Big idea: Probabilistic modeling provides a useful framework for developing rich models of user interests and behavior. Here “rich” means models that attempt to capture more realistic details, or equivalently, to make fewer simplifying assumptions. For example, we can explicitly model the fact that a user’s interests are not static, but rather evolve over time. Given enough data, these higher-fidelity models can yield significant gains in prediction and recommendation performance.
Current research: These models often include many latent variables representing unobserved quantities such as the underlying “topics” of a given news article, or the mix of “interests” associated with a particular user. This usually leaves us with two related challenges when doing inference:
Besides this, there are very interesting design questions about which aspects of reality to capture in the model, and which to ignore.
Other resources: In the talk Prof. Smola alluded to a scalable distributed implementation, of the Latent Dirichlet Allocation (LDA) topic model that was developed while he was at Yahoo. Interestingly, the organization of this system was similar to the one later used by Prof Ng. and colleagues, using asynchronous updates against a global “parameter server”.

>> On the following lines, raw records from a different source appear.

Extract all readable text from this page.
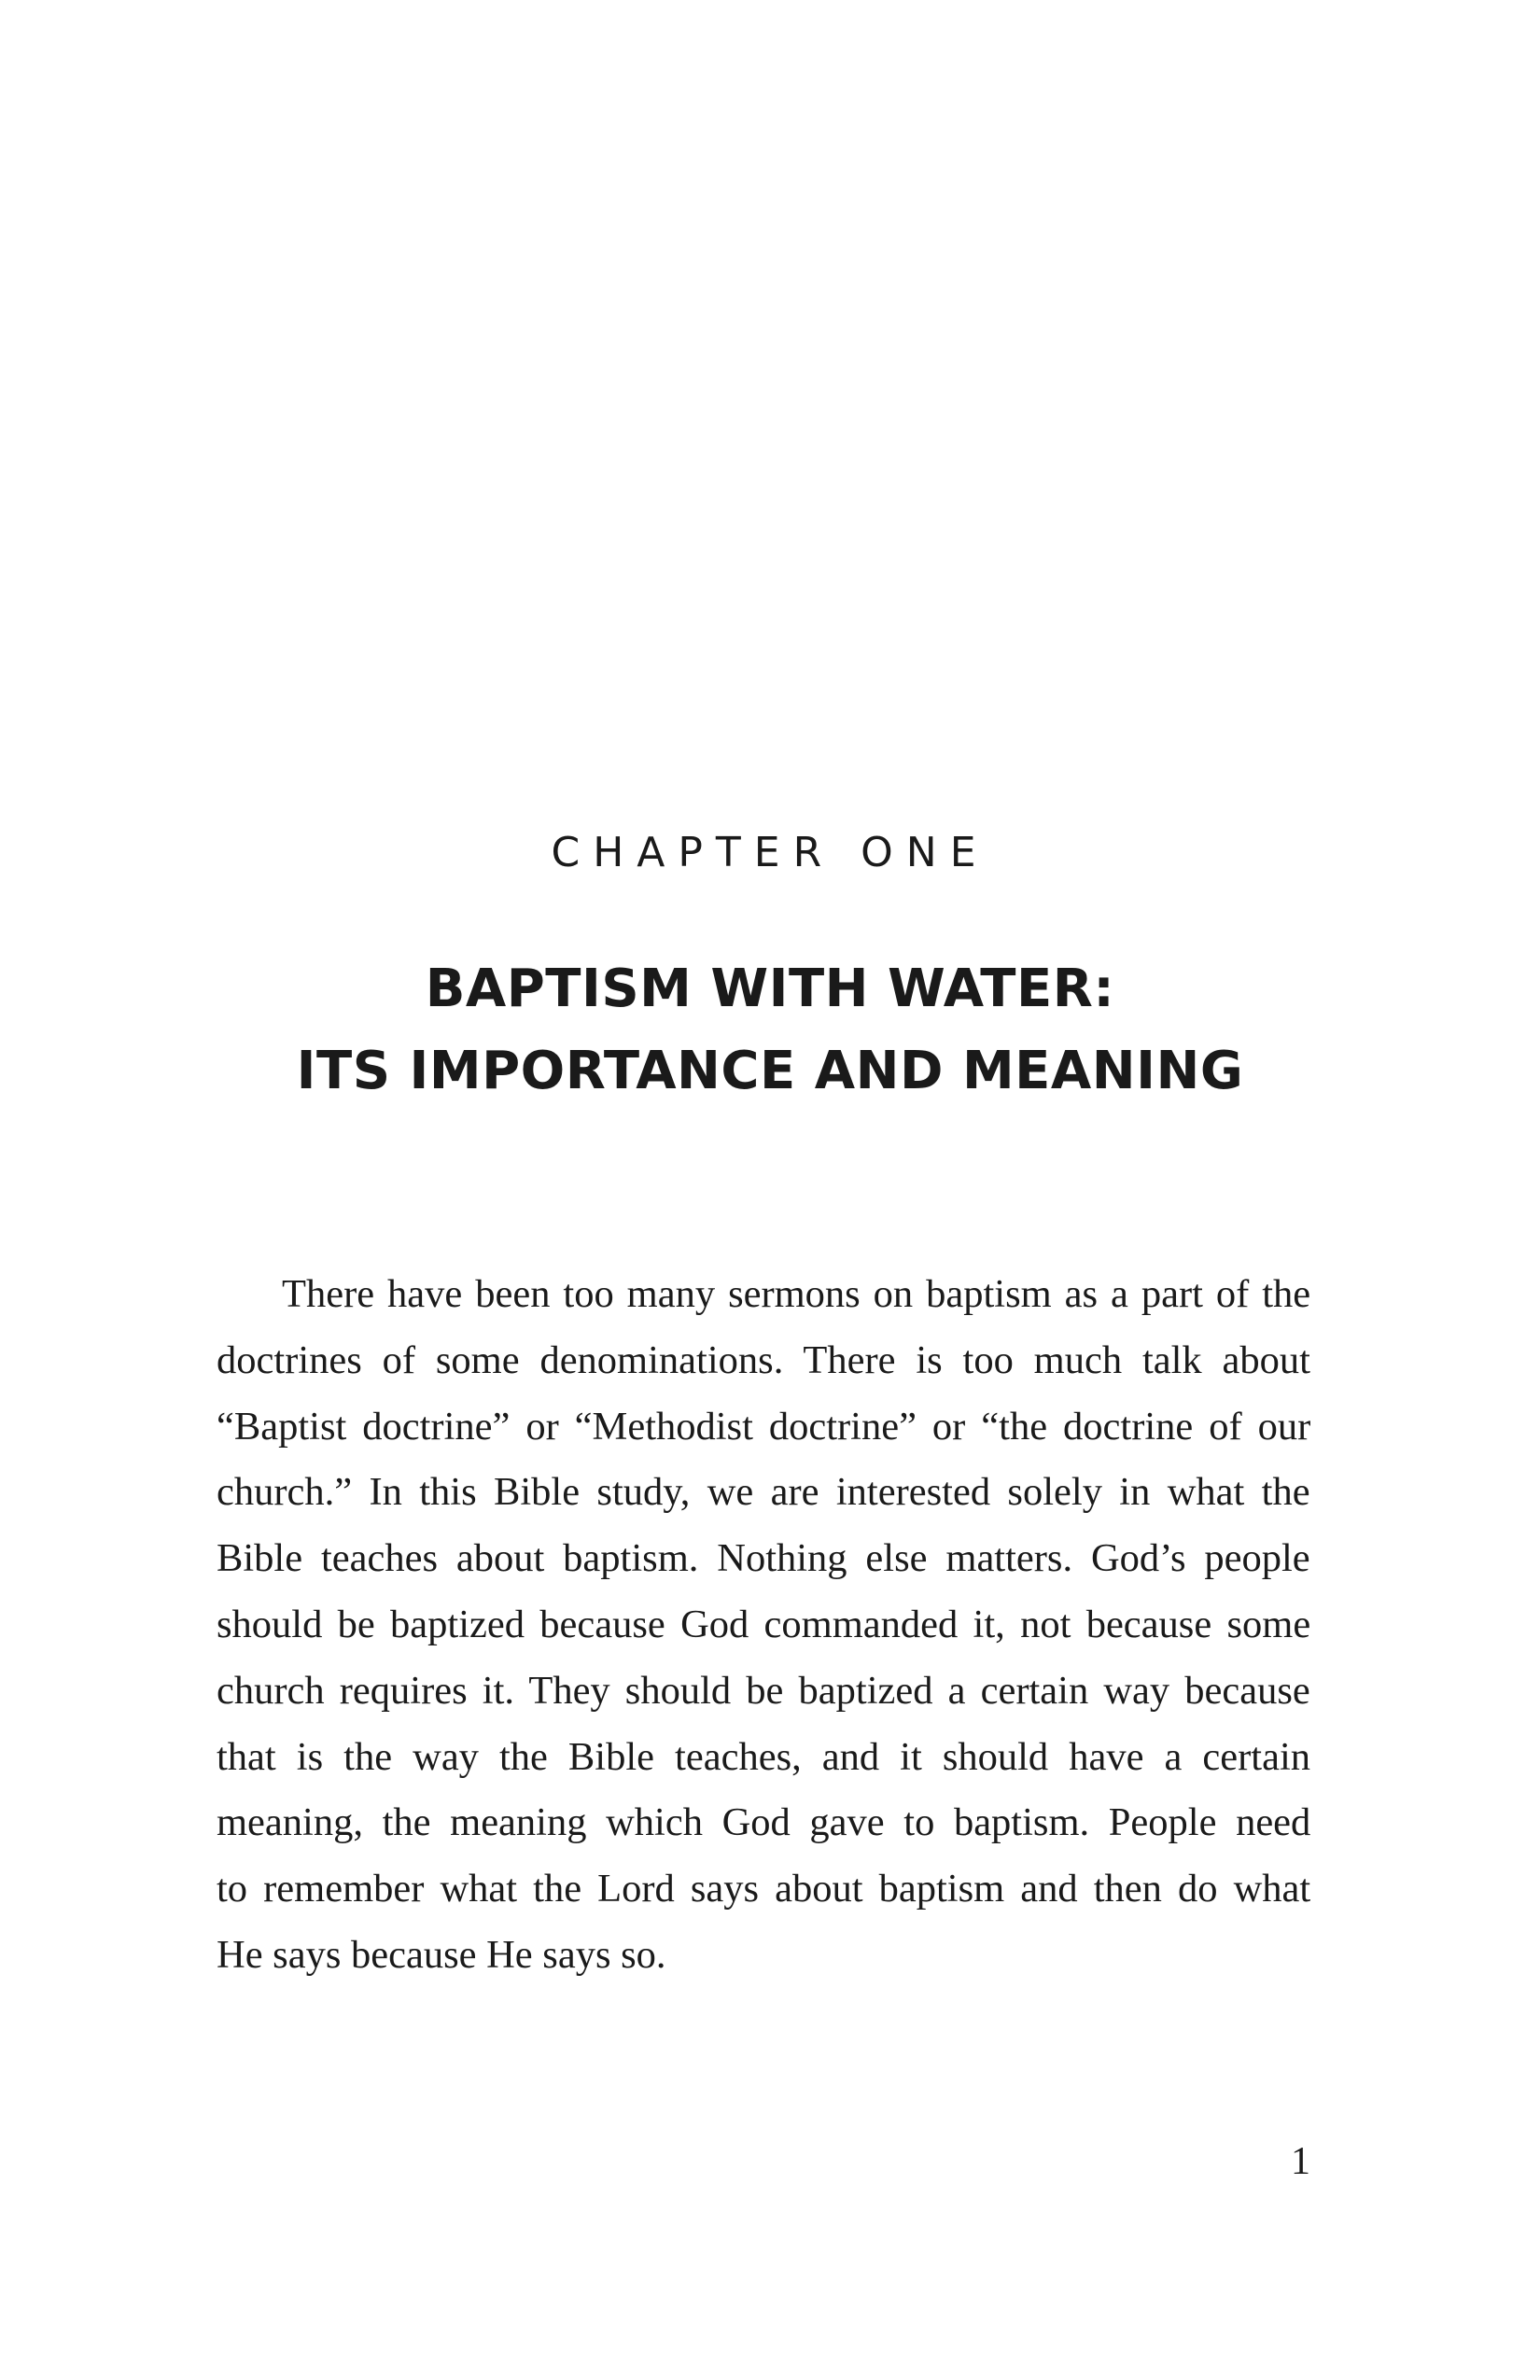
CHAPTER ONE
BAPTISM WITH WATER:
ITS IMPORTANCE AND MEANING
There have been too many sermons on baptism as a part of the
doctrines of some denominations. There is too much talk about
“Baptist doctrine” or “Methodist doctrine” or “the doctrine of our
church.” In this Bible study, we are interested solely in what the
Bible teaches about baptism. Nothing else matters. God’s people
should be baptized because God commanded it, not because some
church requires it. They should be baptized a certain way because
that is the way the Bible teaches, and it should have a certain
meaning, the meaning which God gave to baptism. People need
to remember what the Lord says about baptism and then do what
He says because He says so.
1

As it turns out, Coursera is also offering a free online course in Probabilistic Graphical Models, taught by Daphne Koller.
Guaranteed Sparse Optimization on the Probability Simplex via Convex Programming (Laurent El Ghaoui, UC Berkeley; Mert Pilanci, UC Berkeley; Venkat Chandrasekaran, Caltech) - This paper addresses the problem of cardinality-penalized optimization of a convex function (ie, the L0 norm) over the probability simplex. While penalizing the L1 norm can often encourage sparsity, this doesn’t work here because the L1 norm is 1 for all feasible solutions (by the definition of the simplex).
Fixed-Form Variational Posterior Approximation Through Stochastic Linear Regression (Tim Salimans, Erasmus U. Rotterdam; David Knowles, Stanford University) - This paper presents an interesting general technique for variational inference. It is also available as a (much) longer arXiv version.